Еще был хороший человек по фамилии Румбешт — шахматист, который на воле принимал участие в сеансах одновременной игры, выигрывал. И в лагере тоже играл, если была возможность.
Жизнь на нашей шахте было обустроена более или менее — мы не жаловались. Только одна штука была никудышна я — маленькая халабуда, которая называлась КВЧ, культурно-воспитательная часть. Нужды в этой КВЧ никакой не было — даже кино и всякую самодеятельность показывали в большой столовой. А КВЧ — это был такой клуб по интересам, в который по вечерам набивались толпы. Надо заметить, что среди зэков было очень много профессиональных артистов. Например, среди наших был князь Ухтомский — известная в свое время фамилия. Когда в 1946 году кончилась советско-японская война, в Шанхае взяли много русских эмигрантов и отправили в лагеря, и среди них — князя Ухтомского. Это был солидный человек, хороший, невеликого ума, как и положено князю. И он в этом КВЧ сидел и рассказывал, целые лекции устраивал.
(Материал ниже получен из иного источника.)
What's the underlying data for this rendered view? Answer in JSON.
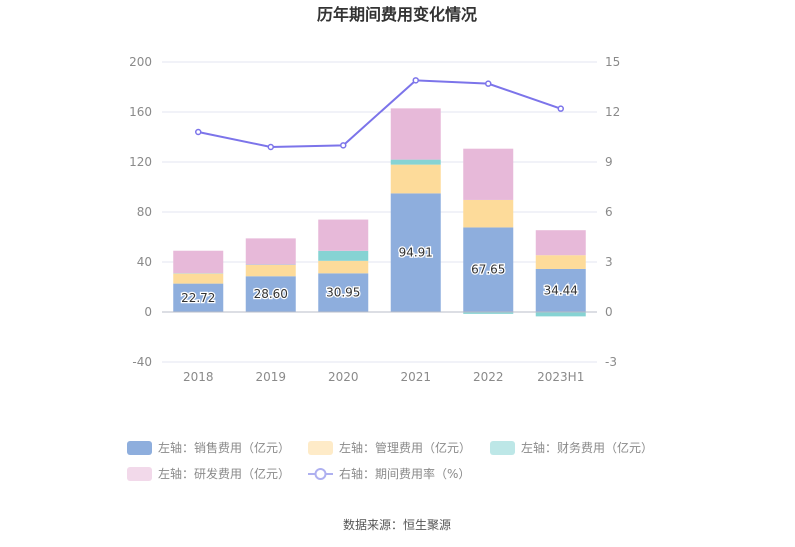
{
  "chart_data": {
    "type": "bar",
    "title": "历年期间费用变化情况",
    "categories": [
      "2018",
      "2019",
      "2020",
      "2021",
      "2022",
      "2023H1"
    ],
    "left_axis": {
      "ylim": [
        -40,
        200
      ],
      "ticks": [
        "-40",
        "0",
        "40",
        "80",
        "120",
        "160",
        "200"
      ]
    },
    "right_axis": {
      "ylim": [
        -3,
        15
      ],
      "ticks": [
        "-3",
        "0",
        "3",
        "6",
        "9",
        "12",
        "15"
      ]
    },
    "series": [
      {
        "name": "左轴：销售费用（亿元）",
        "axis": "left",
        "color": "#8eaedd",
        "values": [
          22.72,
          28.6,
          30.95,
          94.91,
          67.65,
          34.44
        ],
        "labels": [
          "22.72",
          "28.60",
          "30.95",
          "94.91",
          "67.65",
          "34.44"
        ]
      },
      {
        "name": "左轴：管理费用（亿元）",
        "axis": "left",
        "color": "#fddb9a",
        "values": [
          8,
          9,
          10,
          23,
          22,
          11
        ]
      },
      {
        "name": "左轴：财务费用（亿元）",
        "axis": "left",
        "color": "#86d3d3",
        "values": [
          0.3,
          0.3,
          8,
          4,
          -1.5,
          -3.5
        ]
      },
      {
        "name": "左轴：研发费用（亿元）",
        "axis": "left",
        "color": "#e7b9d9",
        "values": [
          18,
          21,
          25,
          41,
          41,
          20
        ]
      },
      {
        "name": "右轴：期间费用率（%）",
        "axis": "right",
        "type": "line",
        "color": "#7c74ea",
        "values": [
          10.8,
          9.9,
          10.0,
          13.9,
          13.7,
          12.2
        ]
      }
    ]
  },
  "source_text": "数据来源：恒生聚源"
}
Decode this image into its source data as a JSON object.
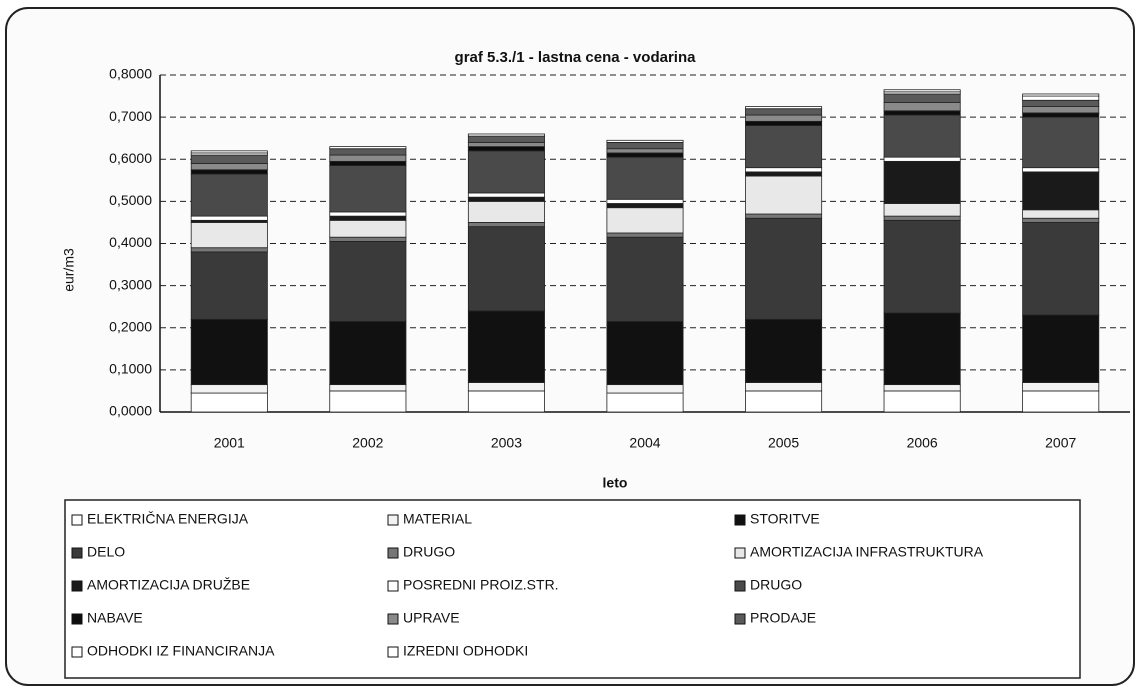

Ухтомский умер на моих глазах в стационаре — присутствовали я, Борода и врач Ионов — старик, очень хороший врач. А Борода — Николай Дмитриевич Сабуров, бородатый, старше меня, на тот момент ему было уже под пятьдесят. Он был архитектором с огромным тараканом в голове. В любой нормальной компании обязательно есть свой чудак, так вот, он был таким чудаком. Ему в голову постоянно приходили сумасшедшие идеи, дурацкие, неосуществимые. Одно время он носился с идеей постройки в Воркуте огромного Дворца культуры. Его потом построили, но по другому проекту и после хрущевскоо указа о борьбе с излишествами, то есть без задуманных колонн, капителей и так далее. А Борода замыслил безумное здание, в половину города и вышиной до небес, с поднимающимся потолком, с зимними садами, с пальмами… Его идеи никому не вредили, над ними просто посмеивались, а сам он над тем, что придумывал, трудился упорно. Потом он свои труды переплетал и отправлял в Москву на экспертизу. У него была прекрасная память, он помнил очень много стихов, и я их записывал в тетрадь — эта тетрадь долго хранилась у меня, потом я ее, кажется, отдал в «Мемориал». А когда меня освободили, он был последним зэком, которого я видел. После освобождения мы с ним общались, ходили друг к другу в гости.
Еще был москвич Гольдштейн, архитектор. У него был странный архитектурный почерк. До ареста он долго работал на Украине и подцепил там свойственную украинцам щирость, стремление к аляповатости — вот как на Крещатике. Говорят, после освобождения он вернулся в Москву и покончил с собой. То ли от него жена ушла, то ли еще что-то. И еще нельзя не вспомнить Юрку Шеплето, тоже архитектора. Очень пронырливый парень.